H-Man, not sure I agree with the market timing premise being foolhardy. Sure with a long enough time horizon, being long equities makes sense. But as that time horizon shortens, being long into an avalanche is not the best strategy. It really becomes a strategy of deploying assets based upon whatever risk/reward model you follow. It also assumes that you know how to short any particular market which is out of favor. Being long vol in February and March of 2020 was a winning strategy, being long vol when equities recovered in March was a loser. As T. Boone Pickens once said investments are like trains or buses, there is one leaving every couple of minutes.
Testing comment box.
Test part one:
@hookandgo
H-man recently sold some Bitcoin and bought some Energy. Probably an example of most excellent “market timing.” Instead of couching this tired old bit of financial clickbait as market timing, recast it as risk management, and compare the thought experiment’s conclusions. Imagine you are about to retire and pondering drawdown rates. Imagine you are retired.

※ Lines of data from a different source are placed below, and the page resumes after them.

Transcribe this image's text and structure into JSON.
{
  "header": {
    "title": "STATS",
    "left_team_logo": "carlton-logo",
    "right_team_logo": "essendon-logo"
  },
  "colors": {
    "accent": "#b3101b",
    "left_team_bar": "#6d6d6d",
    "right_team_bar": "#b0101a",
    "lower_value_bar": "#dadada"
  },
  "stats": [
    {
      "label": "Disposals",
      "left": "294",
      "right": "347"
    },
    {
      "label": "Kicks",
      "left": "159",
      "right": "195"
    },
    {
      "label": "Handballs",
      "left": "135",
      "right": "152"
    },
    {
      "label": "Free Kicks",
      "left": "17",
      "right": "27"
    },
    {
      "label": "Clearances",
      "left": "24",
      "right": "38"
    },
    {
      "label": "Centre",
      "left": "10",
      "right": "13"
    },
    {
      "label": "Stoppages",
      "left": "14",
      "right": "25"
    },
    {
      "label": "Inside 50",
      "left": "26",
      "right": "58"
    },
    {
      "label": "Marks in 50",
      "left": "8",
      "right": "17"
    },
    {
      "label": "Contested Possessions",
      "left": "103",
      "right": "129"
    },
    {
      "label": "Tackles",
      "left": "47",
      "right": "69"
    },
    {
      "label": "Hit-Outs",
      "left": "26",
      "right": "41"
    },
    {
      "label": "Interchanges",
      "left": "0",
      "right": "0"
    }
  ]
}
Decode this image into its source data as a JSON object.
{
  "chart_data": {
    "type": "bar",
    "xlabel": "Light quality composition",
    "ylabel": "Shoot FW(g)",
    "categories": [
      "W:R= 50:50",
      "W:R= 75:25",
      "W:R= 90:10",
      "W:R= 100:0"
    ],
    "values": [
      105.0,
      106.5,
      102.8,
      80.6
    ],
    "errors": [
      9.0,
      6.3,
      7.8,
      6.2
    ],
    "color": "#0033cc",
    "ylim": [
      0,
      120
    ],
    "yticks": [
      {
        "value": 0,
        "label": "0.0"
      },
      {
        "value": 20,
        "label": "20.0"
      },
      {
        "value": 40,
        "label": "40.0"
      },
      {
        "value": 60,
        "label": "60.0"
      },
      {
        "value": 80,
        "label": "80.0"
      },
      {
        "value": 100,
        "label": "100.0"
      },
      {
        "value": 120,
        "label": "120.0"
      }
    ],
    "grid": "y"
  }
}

Imagine you find yourself in a position where principal preservation is paramount. Why? IDK, maybe you like eating? The vast majority of trades are now executed by algos. It is probably reasonable to assume most of those trades are not considering the pros of buying and holding (B&H) for the long term returns. The sad fact is CPI kills your stock market returns. The sad fact is most carbon based investors only have a very small holding period compared to the time frames used to justify B&H theory. The sad fact is most retirees have to spend what ever income their portfolio throws off, meaning, their portfolio’s price line chart can never have the glorious positive slope their investment advisor brochures display. Subtract CPI from that portfolio price line and it starts looking pretty limp. But it gets worse this April of 2022. See the visual aids in the Bloomberg article 4/12/2022 by Lu Wang titled,
“Valuation Bloat in Stocks and Bonds Is Catching Up With the Bull Market”
How long does long term need to be? I am thinking not that long- just enough to get to 2023.
If you set aside 3 mile island and chernobyl, the nuclear power industry has an excellent safety record.